I stayed wolf for three more days, searching for scent trails. On the fourth day, I went to the oak where my father used to make me change into human. I found nothing new there and was leaving the little hollow when my grandmother stepped out of the shadows.
“You return at last,” she said. “I knew you would come.”
I raised my head and met her gaze. She looked worn. Older by decades, not just a bare week. Her brown hair was spiderwebbed with gray, and her skin had forgone the blush of youth for dryer parchment.
“Underhill time doesn’t run as ours. You’ve been gone a full year,” she said, understanding my confusion full well. Da had told me she couldn’t read every thought a person had, but she could pick through the surface of a mind fairly easily. “’Tis good for your da’s sake that it wasn’t two years, or I’d have lost patience and used him up.”

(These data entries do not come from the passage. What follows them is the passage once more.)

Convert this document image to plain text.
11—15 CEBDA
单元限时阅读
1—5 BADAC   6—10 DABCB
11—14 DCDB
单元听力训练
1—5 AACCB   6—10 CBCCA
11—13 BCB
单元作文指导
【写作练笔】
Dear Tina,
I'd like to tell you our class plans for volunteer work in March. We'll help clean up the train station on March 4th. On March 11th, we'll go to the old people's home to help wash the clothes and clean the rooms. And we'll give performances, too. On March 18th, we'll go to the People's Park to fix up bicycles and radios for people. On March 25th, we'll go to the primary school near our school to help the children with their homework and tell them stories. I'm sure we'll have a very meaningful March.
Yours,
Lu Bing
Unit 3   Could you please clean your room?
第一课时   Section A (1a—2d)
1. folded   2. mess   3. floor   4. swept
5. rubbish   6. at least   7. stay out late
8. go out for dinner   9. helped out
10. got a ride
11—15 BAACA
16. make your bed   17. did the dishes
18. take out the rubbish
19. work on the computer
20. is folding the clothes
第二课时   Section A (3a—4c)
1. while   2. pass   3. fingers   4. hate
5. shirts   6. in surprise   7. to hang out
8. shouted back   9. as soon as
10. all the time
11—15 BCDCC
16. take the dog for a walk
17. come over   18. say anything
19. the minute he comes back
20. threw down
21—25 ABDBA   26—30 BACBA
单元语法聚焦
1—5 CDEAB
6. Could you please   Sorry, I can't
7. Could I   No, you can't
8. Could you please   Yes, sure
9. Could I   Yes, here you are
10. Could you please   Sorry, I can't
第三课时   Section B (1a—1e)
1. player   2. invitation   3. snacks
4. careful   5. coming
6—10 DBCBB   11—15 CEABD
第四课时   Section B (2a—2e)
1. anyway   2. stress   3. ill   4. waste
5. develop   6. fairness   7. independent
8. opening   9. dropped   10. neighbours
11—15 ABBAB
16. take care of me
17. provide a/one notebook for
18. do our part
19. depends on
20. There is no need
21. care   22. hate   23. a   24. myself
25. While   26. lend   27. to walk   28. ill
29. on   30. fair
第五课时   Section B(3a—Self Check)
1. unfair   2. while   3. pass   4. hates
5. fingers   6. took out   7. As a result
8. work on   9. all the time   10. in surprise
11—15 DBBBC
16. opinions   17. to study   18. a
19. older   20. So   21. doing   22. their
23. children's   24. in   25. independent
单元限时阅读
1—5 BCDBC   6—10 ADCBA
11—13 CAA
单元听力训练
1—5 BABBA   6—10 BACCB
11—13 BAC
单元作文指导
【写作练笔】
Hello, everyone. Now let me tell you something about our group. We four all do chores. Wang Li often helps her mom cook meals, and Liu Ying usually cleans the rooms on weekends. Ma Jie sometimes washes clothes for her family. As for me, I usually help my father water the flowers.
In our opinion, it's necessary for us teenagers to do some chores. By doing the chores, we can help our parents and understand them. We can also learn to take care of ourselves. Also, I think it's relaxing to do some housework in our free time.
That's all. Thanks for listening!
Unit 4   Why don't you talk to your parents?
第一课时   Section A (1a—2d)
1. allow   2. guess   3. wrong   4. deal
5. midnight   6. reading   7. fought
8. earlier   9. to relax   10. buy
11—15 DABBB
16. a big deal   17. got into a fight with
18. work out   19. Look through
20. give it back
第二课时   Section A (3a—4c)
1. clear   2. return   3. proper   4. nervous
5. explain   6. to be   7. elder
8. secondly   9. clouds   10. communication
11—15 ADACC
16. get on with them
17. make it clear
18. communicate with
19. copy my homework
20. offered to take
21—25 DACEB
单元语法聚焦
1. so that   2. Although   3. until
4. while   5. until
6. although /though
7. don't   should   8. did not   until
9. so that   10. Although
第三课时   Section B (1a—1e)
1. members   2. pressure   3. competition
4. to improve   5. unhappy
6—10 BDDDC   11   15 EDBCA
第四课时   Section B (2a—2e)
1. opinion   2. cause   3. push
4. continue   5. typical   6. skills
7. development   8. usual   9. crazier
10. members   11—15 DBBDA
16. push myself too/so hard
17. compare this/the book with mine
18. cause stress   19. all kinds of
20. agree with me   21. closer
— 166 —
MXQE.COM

She clicked her fingers, and my da crept around out of the trees. His head hung low, and he’d lost weight, a lot of it. His ribs showed, and so did the bones of his hips. His coat, which should have been thick and rich this time of the year, was starred and sparse.

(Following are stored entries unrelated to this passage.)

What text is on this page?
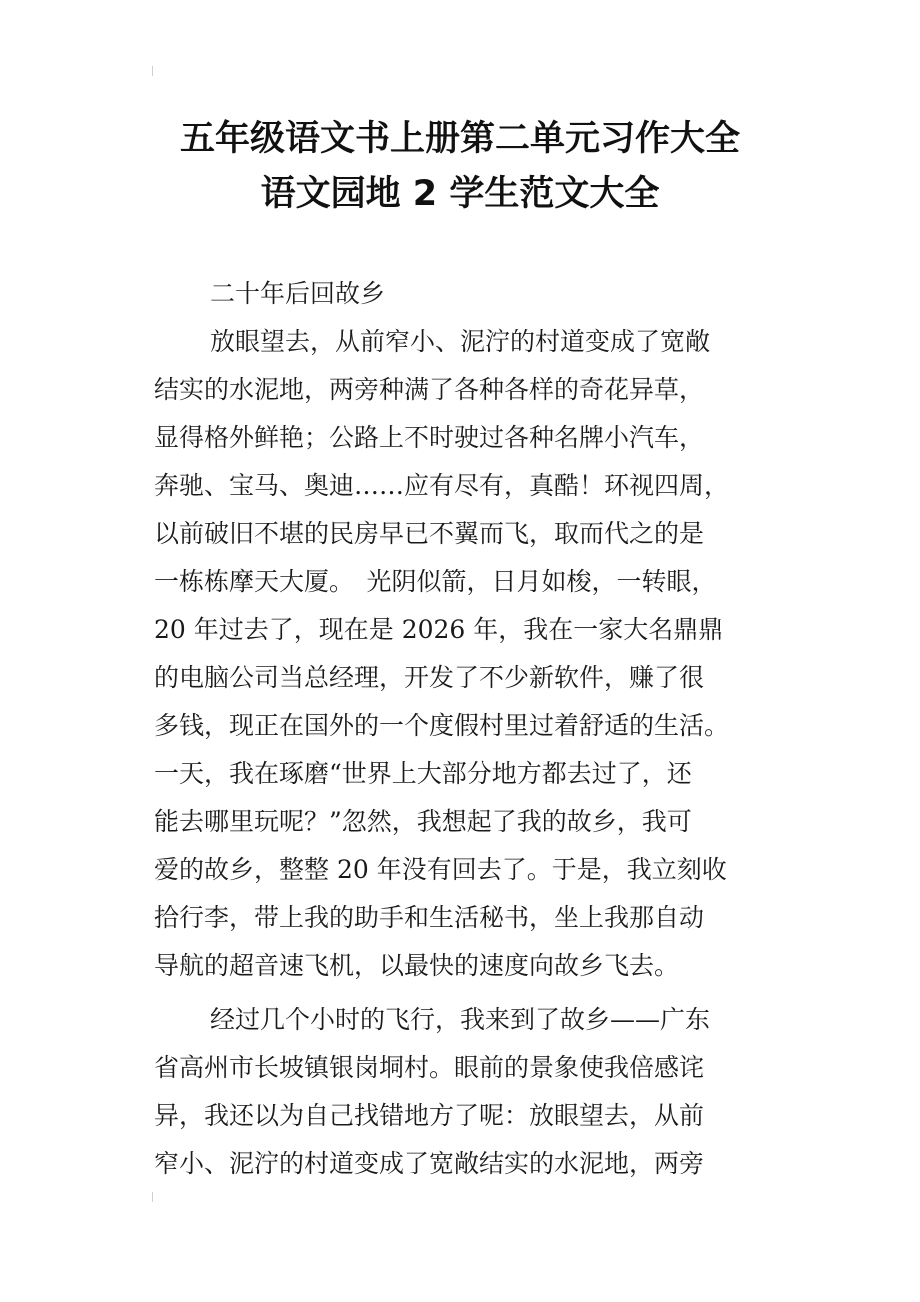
五年级语文书上册第二单元习作大全
语文园地 2 学生范文大全

二十年后回故乡

放眼望去，从前窄小、泥泞的村道变成了宽敞
结实的水泥地，两旁种满了各种各样的奇花异草，
显得格外鲜艳；公路上不时驶过各种名牌小汽车，
奔驰、宝马、奥迪……应有尽有，真酷！环视四周，
以前破旧不堪的民房早已不翼而飞，取而代之的是
一栋栋摩天大厦。　光阴似箭，日月如梭，一转眼，
20 年过去了，现在是 2026 年，我在一家大名鼎鼎
的电脑公司当总经理，开发了不少新软件，赚了很
多钱，现正在国外的一个度假村里过着舒适的生活。
一天，我在琢磨“世界上大部分地方都去过了，还
能去哪里玩呢？”忽然，我想起了我的故乡，我可
爱的故乡，整整 20 年没有回去了。于是，我立刻收
拾行李，带上我的助手和生活秘书，坐上我那自动
导航的超音速飞机，以最快的速度向故乡飞去。

经过几个小时的飞行，我来到了故乡——广东
省高州市长坡镇银岗垌村。眼前的景象使我倍感诧
异，我还以为自己找错地方了呢：放眼望去，从前
窄小、泥泞的村道变成了宽敞结实的水泥地，两旁
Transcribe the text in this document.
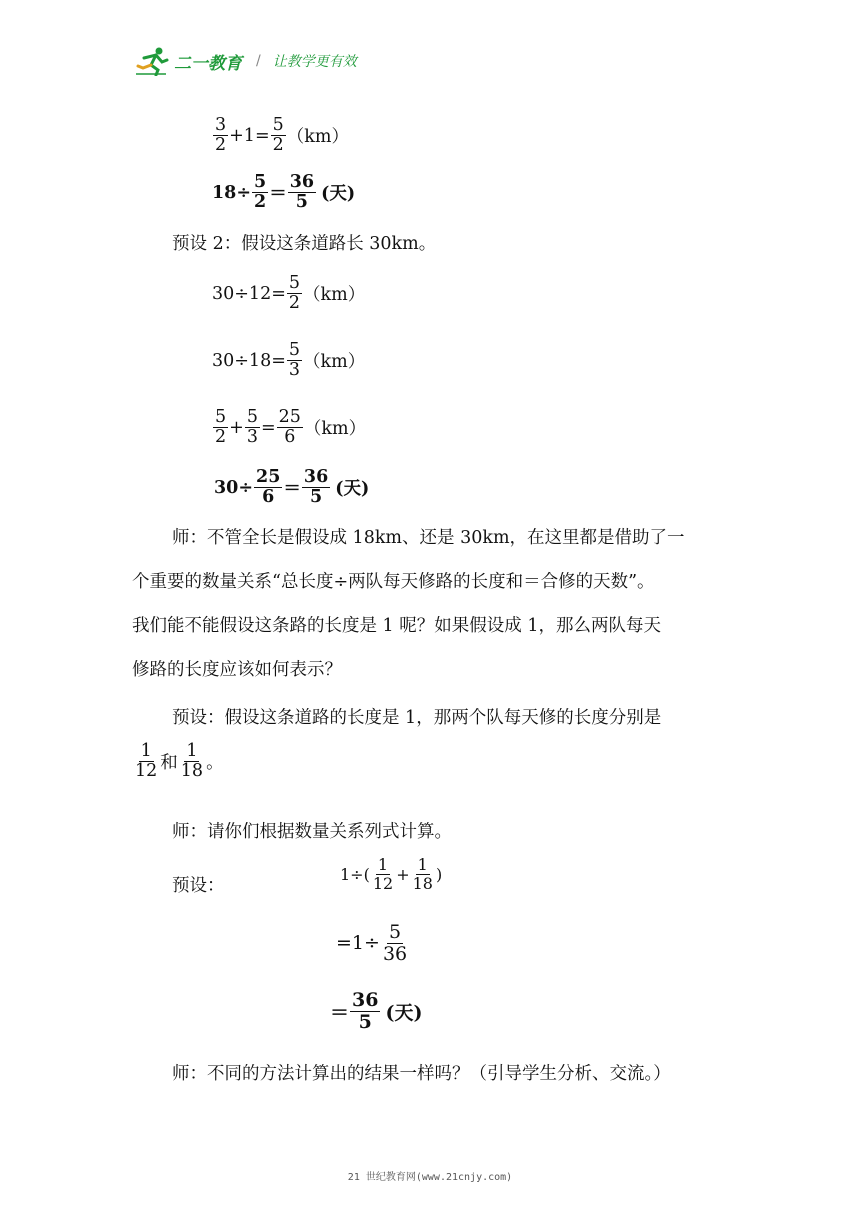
二一教育 / 让教学更有效
$\frac{3}{2} +1= \frac{5}{2} (km)$
$18\div \frac{5}{2} = \frac{36}{5}$ (天)
预设 2：假设这条道路长 30km。
$30\div 12= \frac{5}{2} (km)$
$30\div 18= \frac{5}{3} (km)$
$\frac{5}{2} + \frac{5}{3} = \frac{25}{6} (km)$
$30\div \frac{25}{6} = \frac{36}{5}$ (天)
师：不管全长是假设成 18km、还是 30km，在这里都是借助了一
个重要的数量关系“总长度÷两队每天修路的长度和＝合修的天数”。
我们能不能假设这条路的长度是 1 呢？如果假设成 1，那么两队每天
修路的长度应该如何表示？
预设：假设这条道路的长度是 1，那两个队每天修的长度分别是
$\frac{1}{12}$ 和 $\frac{1}{18}$ 。
师：请你们根据数量关系列式计算。
预设：
$1\div( \frac{1}{12} + \frac{1}{18}$ )
$=1\div \frac{5}{36}$
＝ $\frac{36}{5}$ (天)
师：不同的方法计算出的结果一样吗？（引导学生分析、交流。）
21 世纪教育网(www.21cnjy.com)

A year. What had she done to him in a year?
Da didn’t look at me. All of his attention was focused on the witch. Another person might have thought that she’d broken him as she had broken Dafydd. But I knew my da: if he’d ever looked at me with that expression, I’d have known my days on the earth were numbered on the fingers of one hand.
“You rescued a fairy maiden, Samuel,” the witch purred. “She freed you, but she could not take your father from me as well.” She smiled gently, rubbing her fingers through the hair on the base of Da’s neck. “Between the two of you—you killed not only the fae lord but the rest of my wolves. I had plans for him—and for them.”
I stared at her and concentrated hard on her words so that she would not pick out any other of my thoughts.
“Of course your father told me,” she said. “Did you think him loyal to you?”
No. I thought him bound against his will, helpless to keep her from ruffling through his memories. How she could think I believed otherwise, with him pinned to her side like the crazed beast she’d made of him, I do not know. Maybe it had been so long since any had courage to call her on her lies that she thought we all believed every word out of her mouth.
“I will make a bargain with you,” the witch told me. “By an oath of blood.” She took out a knife and pricked her thumb so that a drop fell out. “You take me to this fairy lass, and I will free your da from my magic.”
There were so many things wrong with what she promised that I could not hide my sneer.
“My blood oath,” she said coaxingly, “my blood oath that your da will walk free of me to live his life, and you to live yours as well. All you need do is take me to the fairy.” She shuddered and closed her eyes and licked her lips. “I wasted the fairy lord’s pain, not realizing what I had until I had finished with it—the fool angered me too much, and I was not attending my business properly. He told me he was a great lord—but all the fae do that. I didn’t believe him. I have never heard of a great fae lord losing his magic—not while Underhill still stands. They cannot lie, Sawyl, but they can stretch the truth into a lie. Assuming he was less than he claimed, I tried to use the magic his sacrifice gave me. It was too much, and I forfeited the power of it rather than destroy myself.”
That explained the burnt hut. Magic’s first child is always fire.
“Your da told me that the fairy lord is dead and his body gone to earth.” She looked down at my da without fondness. “He said he also burned the wolves’ bodies, so they are useless to me. And I must have power.” She held up a wrinkled hand so we could both see it. “Without power, I age, Sawyl.”